よく見かけるけど、どういう意味?と思う人も実は多いのではないでしょうか?
「街中でよく見るアレですね!」
「クオリティー高い…エモい…」
「アーティスト」
「え、めっちゃこれ欲しい笑」
投稿には、どこでも見かけるけど、だからこそ家に欲しい!というような声が多数寄せられました。
「定礎」をぬいぐるみとして作ったという井筒隆康(@idutsu_Takayasu)さんにお話を聞きました。

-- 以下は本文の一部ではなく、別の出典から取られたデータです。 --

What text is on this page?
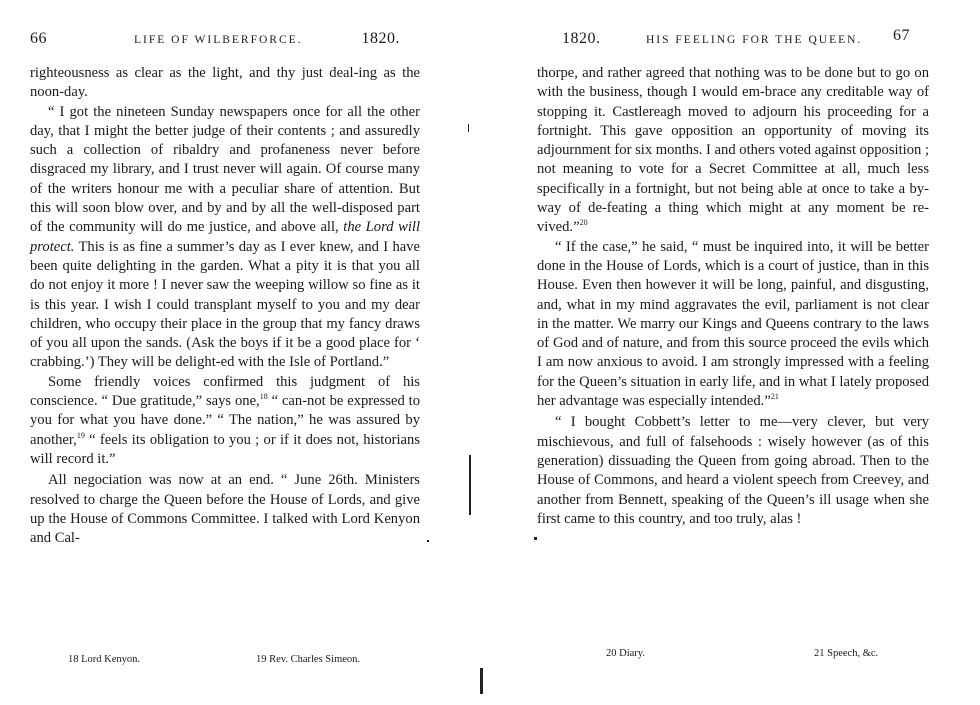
66	LIFE OF WILBERFORCE.	1820.

righteousness as clear as the light, and thy just deal-ing as the noon-day.

“ I got the nineteen Sunday newspapers once for all the other day, that I might the better judge of their contents ; and assuredly such a collection of ribaldry and profaneness never before disgraced my library, and I trust never will again. Of course many of the writers honour me with a peculiar share of attention. But this will soon blow over, and by and by all the well-disposed part of the community will do me justice, and above all, the Lord will protect. This is as fine a summer’s day as I ever knew, and I have been quite delighting in the garden. What a pity it is that you all do not enjoy it more ! I never saw the weeping willow so fine as it is this year. I wish I could transplant myself to you and my dear children, who occupy their place in the group that my fancy draws of you all upon the sands. (Ask the boys if it be a good place for ‘ crabbing.’) They will be delight-ed with the Isle of Portland.”

Some friendly voices confirmed this judgment of his conscience. “ Due gratitude,” says one,$^{18}$ “ can-not be expressed to you for what you have done.” “ The nation,” he was assured by another,$^{19}$ “ feels its obligation to you ; or if it does not, historians will record it.”

All negociation was now at an end. “ June 26th. Ministers resolved to charge the Queen before the House of Lords, and give up the House of Commons Committee. I talked with Lord Kenyon and Cal-

18 Lord Kenyon.	19 Rev. Charles Simeon.
1820.	HIS FEELING FOR THE QUEEN. 67

thorpe, and rather agreed that nothing was to be done but to go on with the business, though I would em-brace any creditable way of stopping it. Castlereagh moved to adjourn his proceeding for a fortnight. This gave opposition an opportunity of moving its adjournment for six months. I and others voted against opposition ; not meaning to vote for a Secret Committee at all, much less specifically in a fortnight, but not being able at once to take a by-way of de-feating a thing which might at any moment be re-vived.”$^{20}$

“ If the case,” he said, “ must be inquired into, it will be better done in the House of Lords, which is a court of justice, than in this House. Even then however it will be long, painful, and disgusting, and, what in my mind aggravates the evil, parliament is not clear in the matter. We marry our Kings and Queens contrary to the laws of God and of nature, and from this source proceed the evils which I am now anxious to avoid. I am strongly impressed with a feeling for the Queen’s situation in early life, and in what I lately proposed her advantage was especially intended.”$^{21}$

“ I bought Cobbett’s letter to me—very clever, but very mischievous, and full of falsehoods : wisely however (as of this generation) dissuading the Queen from going abroad. Then to the House of Commons, and heard a violent speech from Creevey, and another from Bennett, speaking of the Queen’s ill usage when she first came to this country, and too truly, alas !

20 Diary.	21 Speech, &c.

ーーこちらの「どこでも定礎」のクッションを作ろうと思ったのは?
「年に2度、春と秋に趣味で作った造形作品を見せ合う会に参加していて私は毎回ぬいぐるみを展示しています。しかし今年の秋は作品が用意できないまま展示会前夜になってしまいました。そこで、今から3~4時間で作成可能でネタとして楽しんでもらえそうな作品をと今回の定礎ぬいぐるみクッションを考え出しました」
ーー「定礎」というのはどういった意味を持つのでしょうか?
「本来は『工事の開始』という意味らしいですが、一般的には建物とそれが建った時代に縁があるモノ(設計図や当時の硬貨)を納め、壁などに埋め込んだ石や金属製の箱です。表面に工事が完了した日が記載されています」
ーーなるほど。今回、素材は何で作られているのでしょう?
「市販されているマイクロファイバー製の毛布を裁断して使っています。実はこちらのほうが生地屋で同じ素材を購入るするより色の種類も豊富で安上がりです」
ーー作成の際に一番こだわった点は?
「刺繍をする位置と順序です。刺繍はコンピューターミシンで行いますが、生地が歪んでしまわないように刺繍の開始位置と文字の順序を計算してデータを作るのに時間が掛かりました。今回の作品は4時間ちょっとで完成しましたが、そのうち半分以上は刺繍データ作成に割きました」
ーーぬいぐるみの制作活動を始めたのは?
「本業は服飾関係ですが、仕事では企画が中心なので実際に服の図面を引いたりミシンを踏んだりはほとんどしていませんでした。腕が鈍らないようにと2009年ごろから私的に、ぬいぐるみの制作とその工程の動画をサイトへ投稿するようになりました。そのうち、近い趣味を持った方と知り合ったり、企業様から制作の依頼をされたりして一過性で終わらず現在も活動を続けています」
ーーこれまで作られた作品で、特にお気に入りのものは?
「知り合いの方が考えたオリジナルキャラクター『そそねこ』です。フォルムが可愛らしくて気に入っています。こちらは特に制作を依頼された訳ではありません。そういったものを内緒で立体化してみせて驚かせるのが好きなんです。ご本人にも大変喜ばれました」
井筒隆康さんは最後に「主にSNSでぬいぐるみの制作風景を載せているので、興味のある方はぜひ覗いて見てください」と話してくれました。